We could not disagree more. After five years of occupation, the time has come to end our combat involvement in Iraq. The American people want our troops home, as do most Iraqis. They are right.
The real challenges in Iraq are not military. It is not an appropriate role for our combat troops to referee the continuing sectarian conflict in Iraq, nor is it reasonable to ask them to fabricate a military solution to a problem for which the best solutions are non-military. We do face great challenges in Iraq, but they are political, diplomatic, economic, and humanitarian in nature. They can be solved, but not by the military.
Withdrawing our troops, therefore, is not synonymous with ending our involvement in Iraq. By removing our troops we free up the resources needed to help the Iraqis begin the process of rebuilding their country.

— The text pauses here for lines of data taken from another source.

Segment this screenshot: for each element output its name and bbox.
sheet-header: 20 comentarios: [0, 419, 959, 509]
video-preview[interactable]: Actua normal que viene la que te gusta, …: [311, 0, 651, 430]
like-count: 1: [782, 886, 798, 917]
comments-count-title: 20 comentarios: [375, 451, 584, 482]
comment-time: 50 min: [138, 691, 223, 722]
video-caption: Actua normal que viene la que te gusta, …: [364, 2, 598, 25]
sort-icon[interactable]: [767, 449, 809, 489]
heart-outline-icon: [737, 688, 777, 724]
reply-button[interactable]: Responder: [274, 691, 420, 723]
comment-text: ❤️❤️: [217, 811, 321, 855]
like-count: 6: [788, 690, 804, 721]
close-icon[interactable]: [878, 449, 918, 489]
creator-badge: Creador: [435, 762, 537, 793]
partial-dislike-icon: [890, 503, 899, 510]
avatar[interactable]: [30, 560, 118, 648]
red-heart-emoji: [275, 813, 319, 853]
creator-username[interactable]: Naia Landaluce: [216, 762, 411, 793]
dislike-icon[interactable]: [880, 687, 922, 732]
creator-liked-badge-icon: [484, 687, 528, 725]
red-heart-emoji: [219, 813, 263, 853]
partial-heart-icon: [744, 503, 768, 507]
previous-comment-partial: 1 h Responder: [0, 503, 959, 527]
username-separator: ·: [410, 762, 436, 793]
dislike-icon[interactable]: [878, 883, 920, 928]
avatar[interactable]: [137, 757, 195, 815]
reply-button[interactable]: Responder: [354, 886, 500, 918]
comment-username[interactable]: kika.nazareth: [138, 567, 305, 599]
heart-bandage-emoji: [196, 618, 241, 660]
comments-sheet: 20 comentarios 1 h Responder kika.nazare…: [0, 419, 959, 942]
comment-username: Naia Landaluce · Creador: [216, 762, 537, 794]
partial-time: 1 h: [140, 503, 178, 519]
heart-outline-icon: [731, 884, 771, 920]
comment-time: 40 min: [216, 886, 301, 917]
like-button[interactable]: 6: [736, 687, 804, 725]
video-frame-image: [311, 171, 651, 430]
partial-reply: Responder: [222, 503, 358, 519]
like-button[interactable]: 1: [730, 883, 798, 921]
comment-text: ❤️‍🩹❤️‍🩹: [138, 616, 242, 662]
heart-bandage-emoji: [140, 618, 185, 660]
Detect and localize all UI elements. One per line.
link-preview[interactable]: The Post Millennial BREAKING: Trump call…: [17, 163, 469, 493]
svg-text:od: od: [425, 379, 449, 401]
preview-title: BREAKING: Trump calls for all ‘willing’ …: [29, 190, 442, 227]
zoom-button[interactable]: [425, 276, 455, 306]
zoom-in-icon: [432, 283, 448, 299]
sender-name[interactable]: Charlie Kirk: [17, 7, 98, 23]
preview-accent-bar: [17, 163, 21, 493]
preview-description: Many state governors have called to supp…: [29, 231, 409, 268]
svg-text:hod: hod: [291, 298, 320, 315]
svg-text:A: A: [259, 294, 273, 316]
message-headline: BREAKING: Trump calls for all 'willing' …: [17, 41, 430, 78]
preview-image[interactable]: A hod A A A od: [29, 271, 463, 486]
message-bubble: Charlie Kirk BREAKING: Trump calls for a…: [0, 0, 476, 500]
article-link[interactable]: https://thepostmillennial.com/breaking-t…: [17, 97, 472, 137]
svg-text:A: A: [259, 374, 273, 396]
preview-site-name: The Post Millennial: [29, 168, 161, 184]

We argue for a major new civil society initiative, public works projects that also provide employment, and localized assistance efforts; we propose that this redeployment of resources coincide with the withdrawal of our military forces. And we propose a series of domestic reforms to restore checks and balances in our government and prevent another unchecked rush to war in the future.
Much of the necessary legislation is already written. Other aspects of this proposal will likely have to await our election to Congress later this year. But everything we propose can be done, and done quickly, at significantly lower cost than that of our current military efforts in Iraq.
In so doing, we believe we can not only end a destructive war, but offer a new beginning to the people of Iraq.
The April 7th Huffington Post reports that this Plan is gaining traction.